More than 1 million U.S. troops have been given the anthrax vaccine since the program became mandatory in 1998, many of them in preparation for duty in Iraq.

Hundreds have refused the vaccine out of concern for their safety amid complaints of harmful side effects and medical reports linking the vaccine to a few deaths.

At yesterday's hearing, Sullivan questioned why the Food and Drug Administration did not formally issue a ruling that the vaccine was safe and effective against inhalation anthrax until late December 2003. That move came 18 years after the vaccine was first proposed to the FDA for use against inhalation anthrax, but just a week after Sullivan had temporarily halted the military inoculation program.

On Dec. 22, Sullivan agreed with the military personnel who filed suit, determining that the FDA had never formally approved the drug for use against inhalation anthrax, but had approved it for anthrax contracted through the skin. He temporarily halted the program, ruling that defense officials could not require troops to "serve as guinea pigs for experimental drugs" pending a final decision in the case.

Yesterday, John J. Michels, a lawyer for the six, charged that the FDA issued the ruling to protect the Defense Department's vaccination program, and said he wished he could read the e-mail messages between the two agencies during that time.

Brian D. Boyle, principal deputy associate attorney general, told Sullivan that the FDA decision was based on science. He said human studies that looked at a mix of anthrax cases -- most of them contracted through the skin, along with a few inhalation cases -- showed the vaccine was effective more than 90 percent of the time. Boyle said animal studies showed the vaccine worked on animals, though they did not prove the human immune system would react the same way.

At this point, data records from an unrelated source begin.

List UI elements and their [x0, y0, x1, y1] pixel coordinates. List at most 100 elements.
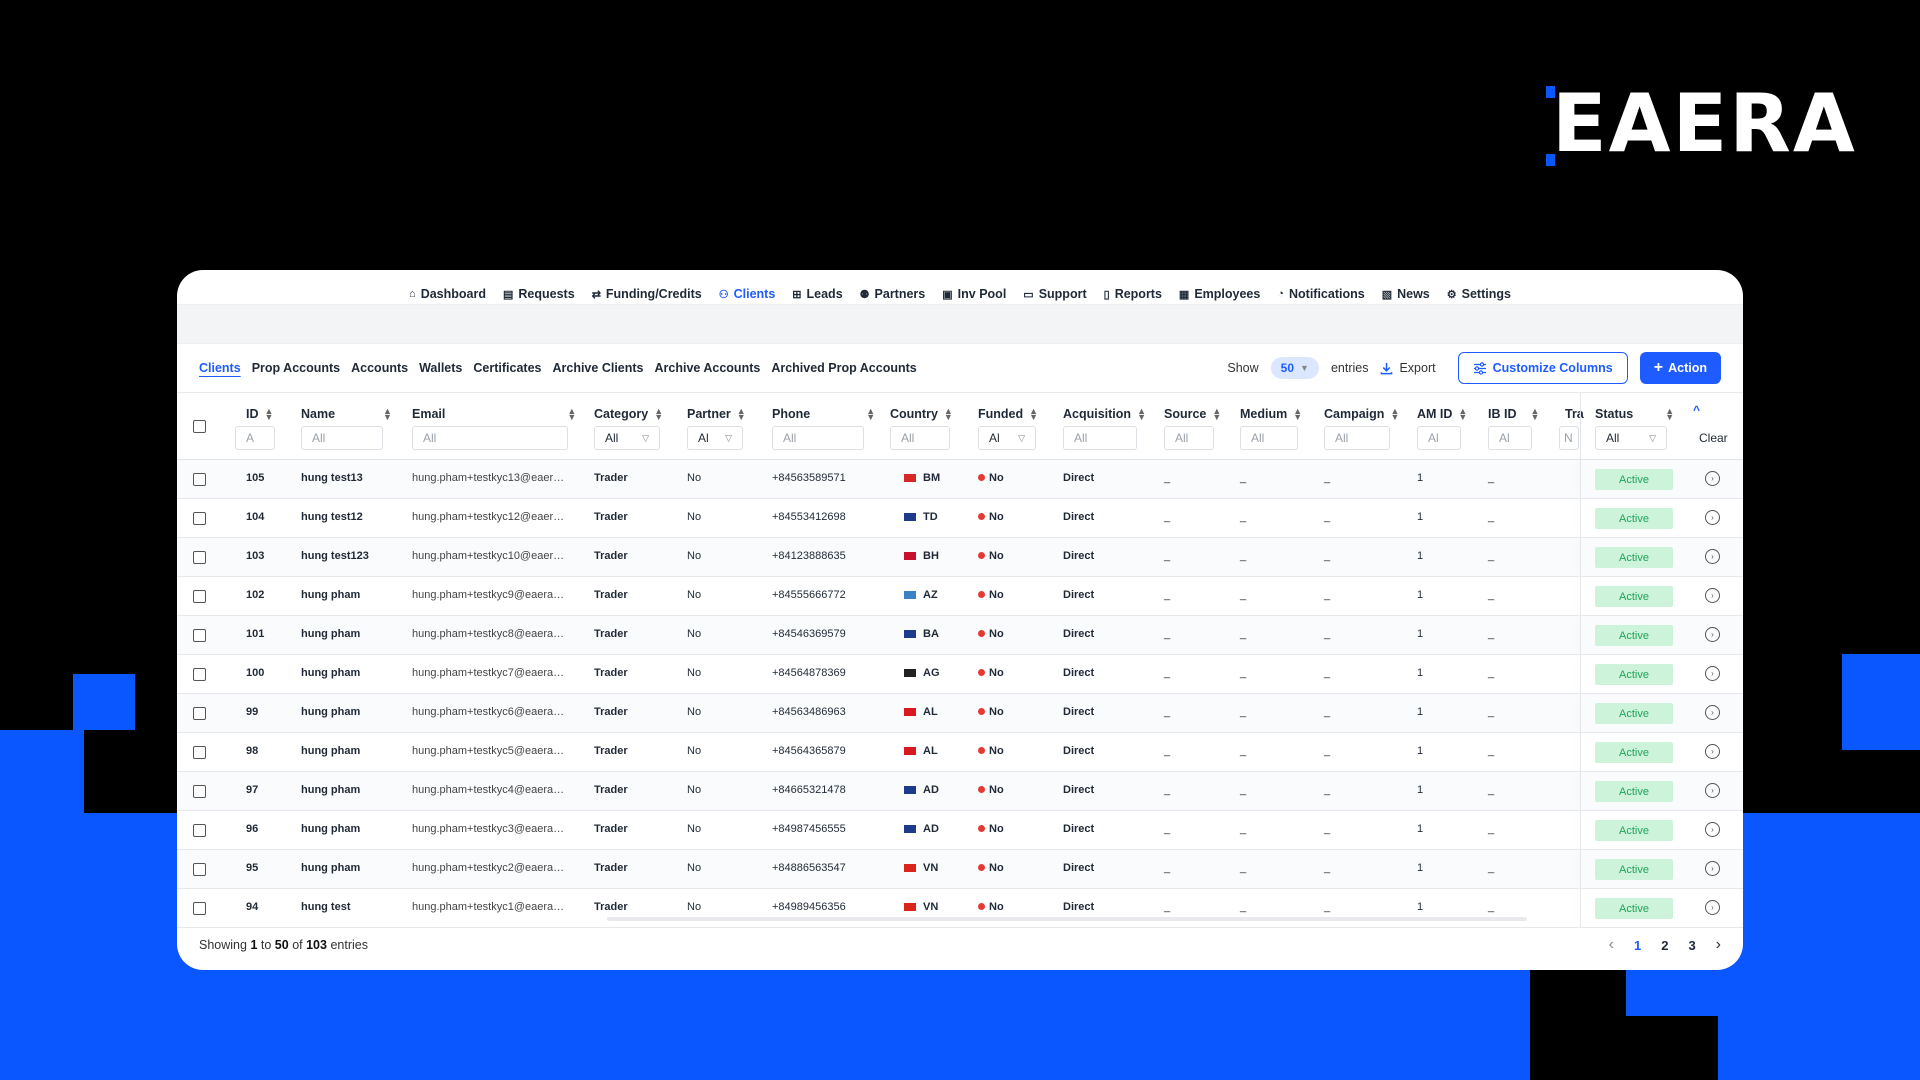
col-name[interactable]: Name ▲ ▼	[301, 407, 392, 422]
table-row[interactable]: 97 hung pham hung.pham+testkyc4@eaera.com T…	[177, 772, 1743, 811]
customize-columns-button[interactable]: Customize Columns	[1457, 352, 1628, 384]
filter-medium[interactable]: All	[1240, 426, 1298, 450]
row-checkbox[interactable]	[193, 902, 206, 915]
horizontal-scrollbar[interactable]	[607, 917, 1527, 921]
prev-page-icon[interactable]: ‹	[1609, 936, 1614, 954]
filter-category[interactable]: All ▽	[594, 426, 660, 450]
filter-source[interactable]: All	[1164, 426, 1214, 450]
table-row[interactable]: 94 hung test hung.pham+testkyc1@eaera.com T…	[177, 889, 1743, 928]
tab-wallets[interactable]: Wallets	[419, 361, 462, 375]
nav-item-news[interactable]: ▧ News	[1382, 284, 1430, 304]
filter-am-id[interactable]: Al	[1417, 426, 1461, 450]
row-details-icon[interactable]: ›	[1705, 744, 1720, 759]
nav-item-notifications[interactable]: ◔ Notifications	[1277, 284, 1364, 304]
col-source[interactable]: Source ▲ ▼	[1164, 407, 1221, 422]
tab-archive-accounts[interactable]: Archive Accounts	[655, 361, 761, 375]
col-id[interactable]: ID ▲ ▼	[246, 407, 273, 422]
filter-status[interactable]: All ▽	[1595, 426, 1667, 450]
filter-partner[interactable]: Al ▽	[687, 426, 743, 450]
col-funded[interactable]: Funded ▲ ▼	[978, 407, 1038, 422]
tab-certificates[interactable]: Certificates	[473, 361, 541, 375]
row-checkbox[interactable]	[193, 629, 206, 642]
next-page-icon[interactable]: ›	[1716, 936, 1721, 954]
col-am-id[interactable]: AM ID ▲ ▼	[1417, 407, 1467, 422]
row-details-icon[interactable]: ›	[1705, 627, 1720, 642]
filter-campaign[interactable]: All	[1324, 426, 1390, 450]
filter-funded[interactable]: Al ▽	[978, 426, 1036, 450]
row-details-icon[interactable]: ›	[1705, 666, 1720, 681]
table-row[interactable]: 103 hung test123 hung.pham+testkyc10@eaera…	[177, 538, 1743, 577]
tab-archived-prop-accounts[interactable]: Archived Prop Accounts	[771, 361, 916, 375]
col-status[interactable]: Status ▲ ▼	[1595, 407, 1674, 422]
table-row[interactable]: 96 hung pham hung.pham+testkyc3@eaera.com T…	[177, 811, 1743, 850]
row-details-icon[interactable]: ›	[1705, 510, 1720, 525]
nav-item-funding-credits[interactable]: ⇄ Funding/Credits	[592, 284, 702, 304]
table-row[interactable]: 105 hung test13 hung.pham+testkyc13@eaera.…	[177, 460, 1743, 499]
row-checkbox[interactable]	[193, 551, 206, 564]
row-details-icon[interactable]: ›	[1705, 783, 1720, 798]
col-medium[interactable]: Medium ▲ ▼	[1240, 407, 1302, 422]
row-checkbox[interactable]	[193, 824, 206, 837]
tab-clients[interactable]: Clients	[199, 361, 241, 375]
row-details-icon[interactable]: ›	[1705, 900, 1720, 915]
tab-archive-clients[interactable]: Archive Clients	[552, 361, 643, 375]
row-checkbox[interactable]	[193, 863, 206, 876]
filter-id[interactable]: A	[235, 426, 275, 450]
page-3[interactable]: 3	[1688, 938, 1695, 953]
table-row[interactable]: 95 hung pham hung.pham+testkyc2@eaera.com T…	[177, 850, 1743, 889]
nav-item-support[interactable]: ▭ Support	[1023, 284, 1086, 304]
col-country[interactable]: Country ▲ ▼	[890, 407, 953, 422]
export-button[interactable]: Export	[1380, 361, 1436, 375]
select-all-checkbox[interactable]	[193, 420, 206, 433]
row-details-icon[interactable]: ›	[1705, 471, 1720, 486]
table-row[interactable]: 100 hung pham hung.pham+testkyc7@eaera.com…	[177, 655, 1743, 694]
page-2[interactable]: 2	[1661, 938, 1668, 953]
row-checkbox[interactable]	[193, 785, 206, 798]
nav-item-employees[interactable]: ▦ Employees	[1179, 284, 1260, 304]
col-acquisition[interactable]: Acquisition ▲ ▼	[1063, 407, 1146, 422]
nav-item-clients[interactable]: ⚇ Clients	[719, 284, 776, 304]
col-ib-id[interactable]: IB ID ▲ ▼	[1488, 407, 1539, 422]
table-row[interactable]: 104 hung test12 hung.pham+testkyc12@eaera.…	[177, 499, 1743, 538]
nav-item-dashboard[interactable]: ⌂ Dashboard	[409, 284, 486, 304]
nav-item-reports[interactable]: ▯ Reports	[1104, 284, 1162, 304]
col-phone[interactable]: Phone ▲ ▼	[772, 407, 875, 422]
tab-prop-accounts[interactable]: Prop Accounts	[252, 361, 340, 375]
nav-item-settings[interactable]: ⚙ Settings	[1447, 284, 1511, 304]
nav-item-leads[interactable]: ⊞ Leads	[792, 284, 842, 304]
page-1[interactable]: 1	[1634, 938, 1641, 953]
row-checkbox[interactable]	[193, 473, 206, 486]
col-category[interactable]: Category ▲ ▼	[594, 407, 663, 422]
row-checkbox[interactable]	[193, 707, 206, 720]
chevron-up-icon[interactable]: ^	[1693, 403, 1700, 417]
nav-item-inv-pool[interactable]: ▣ Inv Pool	[942, 284, 1006, 304]
table-row[interactable]: 99 hung pham hung.pham+testkyc6@eaera.com T…	[177, 694, 1743, 733]
row-checkbox[interactable]	[193, 512, 206, 525]
table-row[interactable]: 98 hung pham hung.pham+testkyc5@eaera.com T…	[177, 733, 1743, 772]
row-details-icon[interactable]: ›	[1705, 705, 1720, 720]
filter-ib-id[interactable]: Al	[1488, 426, 1532, 450]
row-details-icon[interactable]: ›	[1705, 588, 1720, 603]
row-details-icon[interactable]: ›	[1705, 861, 1720, 876]
table-row[interactable]: 102 hung pham hung.pham+testkyc9@eaera.com…	[177, 577, 1743, 616]
row-checkbox[interactable]	[193, 668, 206, 681]
filter-tra[interactable]: N	[1559, 426, 1579, 450]
filter-phone[interactable]: All	[772, 426, 864, 450]
row-details-icon[interactable]: ›	[1705, 822, 1720, 837]
col-partner[interactable]: Partner ▲ ▼	[687, 407, 746, 422]
entries-select[interactable]: 50 ▼	[1270, 357, 1319, 379]
row-details-icon[interactable]: ›	[1705, 549, 1720, 564]
col-campaign[interactable]: Campaign ▲ ▼	[1324, 407, 1399, 422]
action-button[interactable]: + Action	[1639, 352, 1721, 384]
col-email[interactable]: Email ▲ ▼	[412, 407, 576, 422]
filter-country[interactable]: All	[890, 426, 950, 450]
nav-item-requests[interactable]: ▤ Requests	[503, 284, 575, 304]
filter-email[interactable]: All	[412, 426, 568, 450]
filter-acquisition[interactable]: All	[1063, 426, 1137, 450]
row-checkbox[interactable]	[193, 746, 206, 759]
nav-item-partners[interactable]: ⚉ Partners	[860, 284, 926, 304]
row-checkbox[interactable]	[193, 590, 206, 603]
tab-accounts[interactable]: Accounts	[351, 361, 408, 375]
clear-filters-button[interactable]: Clear	[1699, 431, 1728, 445]
filter-name[interactable]: All	[301, 426, 383, 450]
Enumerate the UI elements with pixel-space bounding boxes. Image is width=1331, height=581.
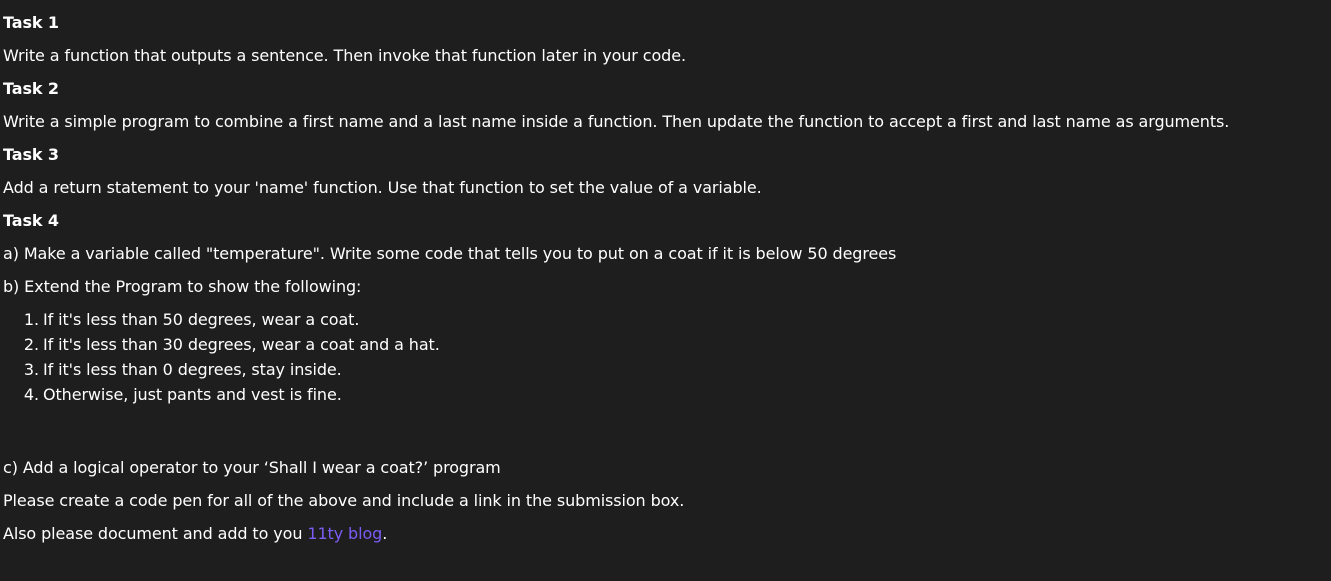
task2-heading: Task 2 [3,79,59,98]
task4-part-b: b) Extend the Program to show the follow… [3,277,362,296]
list-item-number: 2. [23,335,39,354]
task4-part-c: c) Add a logical operator to your ‘Shall… [3,458,501,477]
task2-text: Write a simple program to combine a firs… [3,112,1230,131]
task4-part-a: a) Make a variable called "temperature".… [3,244,897,263]
list-item: 3. If it's less than 0 degrees, stay insi… [22,360,342,380]
list-item-text: If it's less than 30 degrees, wear a coa… [43,335,440,354]
list-item-number: 3. [23,360,39,379]
blog-prefix: Also please document and add to you [3,524,308,543]
blog-instruction: Also please document and add to you 11ty… [3,524,387,544]
task1-text: Write a function that outputs a sentence… [3,46,686,65]
task3-heading: Task 3 [3,145,59,164]
list-item-number: 1. [23,310,39,329]
list-item-number: 4. [23,385,39,404]
list-item-text: If it's less than 0 degrees, stay inside… [43,360,342,379]
task3-text: Add a return statement to your 'name' fu… [3,178,762,197]
list-item: 4. Otherwise, just pants and vest is fine… [22,385,342,405]
codepen-instruction: Please create a code pen for all of the … [3,491,685,510]
list-item: 1. If it's less than 50 degrees, wear a c… [22,310,360,330]
list-item-text: Otherwise, just pants and vest is fine. [43,385,342,404]
task4-heading: Task 4 [3,211,59,230]
task1-heading: Task 1 [3,13,59,32]
list-item-text: If it's less than 50 degrees, wear a coa… [43,310,360,329]
blog-suffix: . [382,524,388,543]
blog-link[interactable]: 11ty blog [307,524,382,543]
list-item: 2. If it's less than 30 degrees, wear a c… [22,335,440,355]
assignment-page: Task 1 Write a function that outputs a s… [0,0,1331,581]
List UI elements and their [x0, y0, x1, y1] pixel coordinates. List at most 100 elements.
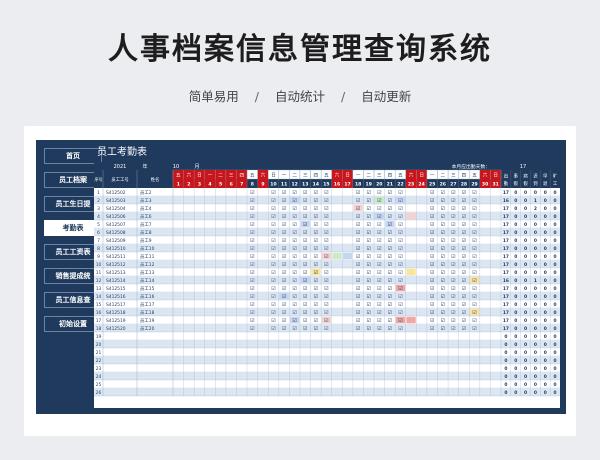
- present-checkbox[interactable]: ☑: [303, 326, 307, 332]
- present-checkbox[interactable]: ☑: [250, 262, 254, 268]
- employee-id-cell[interactable]: S412518: [106, 310, 126, 316]
- present-checkbox[interactable]: ☑: [324, 294, 328, 300]
- present-checkbox[interactable]: ☑: [430, 270, 434, 276]
- present-checkbox[interactable]: ☑: [314, 278, 318, 284]
- present-checkbox[interactable]: ☑: [430, 254, 434, 260]
- employee-name-cell[interactable]: 员工7: [140, 222, 152, 228]
- present-checkbox[interactable]: ☑: [430, 278, 434, 284]
- present-checkbox[interactable]: ☑: [472, 198, 476, 204]
- present-checkbox[interactable]: ☑: [356, 254, 360, 260]
- present-checkbox[interactable]: ☑: [324, 302, 328, 308]
- present-checkbox[interactable]: ☑: [388, 206, 392, 212]
- present-checkbox[interactable]: ☑: [441, 254, 445, 260]
- present-checkbox[interactable]: ☑: [324, 286, 328, 292]
- present-checkbox[interactable]: ☑: [303, 262, 307, 268]
- employee-id-cell[interactable]: S412519: [106, 318, 126, 324]
- employee-name-cell[interactable]: 员工10: [140, 246, 155, 252]
- present-checkbox[interactable]: ☑: [441, 246, 445, 252]
- present-checkbox[interactable]: ☑: [441, 214, 445, 220]
- present-checkbox[interactable]: ☑: [356, 198, 360, 204]
- present-checkbox[interactable]: ☑: [451, 278, 455, 284]
- present-checkbox[interactable]: ☑: [271, 238, 275, 244]
- present-checkbox[interactable]: ☑: [377, 278, 381, 284]
- present-checkbox[interactable]: ☑: [271, 262, 275, 268]
- present-checkbox[interactable]: ☑: [366, 294, 370, 300]
- present-checkbox[interactable]: ☑: [314, 214, 318, 220]
- employee-name-cell[interactable]: 员工15: [140, 286, 155, 292]
- present-checkbox[interactable]: ☑: [430, 238, 434, 244]
- employee-id-cell[interactable]: S412503: [106, 198, 126, 204]
- present-checkbox[interactable]: ☑: [282, 222, 286, 228]
- employee-name-cell[interactable]: 员工9: [140, 238, 152, 244]
- present-checkbox[interactable]: ☑: [472, 190, 476, 196]
- present-checkbox[interactable]: ☑: [377, 238, 381, 244]
- present-checkbox[interactable]: ☑: [472, 262, 476, 268]
- present-checkbox[interactable]: ☑: [292, 254, 296, 260]
- present-checkbox[interactable]: ☑: [314, 206, 318, 212]
- present-checkbox[interactable]: ☑: [366, 190, 370, 196]
- present-checkbox[interactable]: ☑: [451, 190, 455, 196]
- present-checkbox[interactable]: ☑: [388, 198, 392, 204]
- present-checkbox[interactable]: ☑: [441, 206, 445, 212]
- present-checkbox[interactable]: ☑: [282, 302, 286, 308]
- present-checkbox[interactable]: ☑: [356, 270, 360, 276]
- present-checkbox[interactable]: ☑: [451, 206, 455, 212]
- present-checkbox[interactable]: ☑: [441, 270, 445, 276]
- present-checkbox[interactable]: ☑: [462, 206, 466, 212]
- present-checkbox[interactable]: ☑: [314, 286, 318, 292]
- employee-id-cell[interactable]: S412506: [106, 214, 126, 220]
- present-checkbox[interactable]: ☑: [303, 190, 307, 196]
- employee-id-cell[interactable]: S412517: [106, 302, 126, 308]
- present-checkbox[interactable]: ☑: [398, 318, 402, 324]
- present-checkbox[interactable]: ☑: [430, 318, 434, 324]
- present-checkbox[interactable]: ☑: [356, 326, 360, 332]
- present-checkbox[interactable]: ☑: [441, 286, 445, 292]
- present-checkbox[interactable]: ☑: [314, 238, 318, 244]
- present-checkbox[interactable]: ☑: [324, 206, 328, 212]
- present-checkbox[interactable]: ☑: [472, 310, 476, 316]
- present-checkbox[interactable]: ☑: [292, 230, 296, 236]
- present-checkbox[interactable]: ☑: [430, 206, 434, 212]
- employee-name-cell[interactable]: 员工17: [140, 302, 155, 308]
- present-checkbox[interactable]: ☑: [303, 230, 307, 236]
- present-checkbox[interactable]: ☑: [292, 286, 296, 292]
- employee-name-cell[interactable]: 员工8: [140, 230, 152, 236]
- employee-id-cell[interactable]: S412514: [106, 278, 126, 284]
- present-checkbox[interactable]: ☑: [356, 286, 360, 292]
- present-checkbox[interactable]: ☑: [324, 222, 328, 228]
- present-checkbox[interactable]: ☑: [377, 294, 381, 300]
- present-checkbox[interactable]: ☑: [441, 318, 445, 324]
- present-checkbox[interactable]: ☑: [314, 270, 318, 276]
- present-checkbox[interactable]: ☑: [366, 286, 370, 292]
- present-checkbox[interactable]: ☑: [292, 318, 296, 324]
- present-checkbox[interactable]: ☑: [324, 262, 328, 268]
- present-checkbox[interactable]: ☑: [388, 262, 392, 268]
- present-checkbox[interactable]: ☑: [462, 302, 466, 308]
- present-checkbox[interactable]: ☑: [398, 286, 402, 292]
- present-checkbox[interactable]: ☑: [398, 326, 402, 332]
- present-checkbox[interactable]: ☑: [356, 246, 360, 252]
- present-checkbox[interactable]: ☑: [472, 302, 476, 308]
- present-checkbox[interactable]: ☑: [388, 302, 392, 308]
- present-checkbox[interactable]: ☑: [441, 190, 445, 196]
- present-checkbox[interactable]: ☑: [462, 262, 466, 268]
- present-checkbox[interactable]: ☑: [388, 214, 392, 220]
- present-checkbox[interactable]: ☑: [462, 198, 466, 204]
- present-checkbox[interactable]: ☑: [356, 238, 360, 244]
- present-checkbox[interactable]: ☑: [282, 326, 286, 332]
- employee-name-cell[interactable]: 员工20: [140, 326, 155, 332]
- present-checkbox[interactable]: ☑: [430, 262, 434, 268]
- present-checkbox[interactable]: ☑: [398, 206, 402, 212]
- present-checkbox[interactable]: ☑: [356, 302, 360, 308]
- present-checkbox[interactable]: ☑: [282, 270, 286, 276]
- present-checkbox[interactable]: ☑: [250, 278, 254, 284]
- present-checkbox[interactable]: ☑: [356, 278, 360, 284]
- present-checkbox[interactable]: ☑: [366, 246, 370, 252]
- present-checkbox[interactable]: ☑: [271, 310, 275, 316]
- present-checkbox[interactable]: ☑: [377, 222, 381, 228]
- employee-name-cell[interactable]: 员工14: [140, 278, 155, 284]
- present-checkbox[interactable]: ☑: [398, 294, 402, 300]
- employee-id-cell[interactable]: S412511: [106, 254, 126, 260]
- present-checkbox[interactable]: ☑: [314, 318, 318, 324]
- present-checkbox[interactable]: ☑: [451, 246, 455, 252]
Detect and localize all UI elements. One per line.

Sullivan, however, said results of the human study might be skewed because it considered all the cases together. He suggested it would have been logical to examine separately the vaccine's effectiveness in the limited number of inhalation cases.

"Wouldn't it be more safe?" Sullivan asked. "The stakes couldn't be higher here." Sullivan said it appeared that neither the animal studies nor the human study were conclusive for humans.

Mark Zaid, an attorney who filed the suit on behalf of the military personnel, said yesterday that members of the U.S. military should have a choice about taking the vaccine until the FDA has performed conclusive studies. A more extensive human study will not be completed until 2007.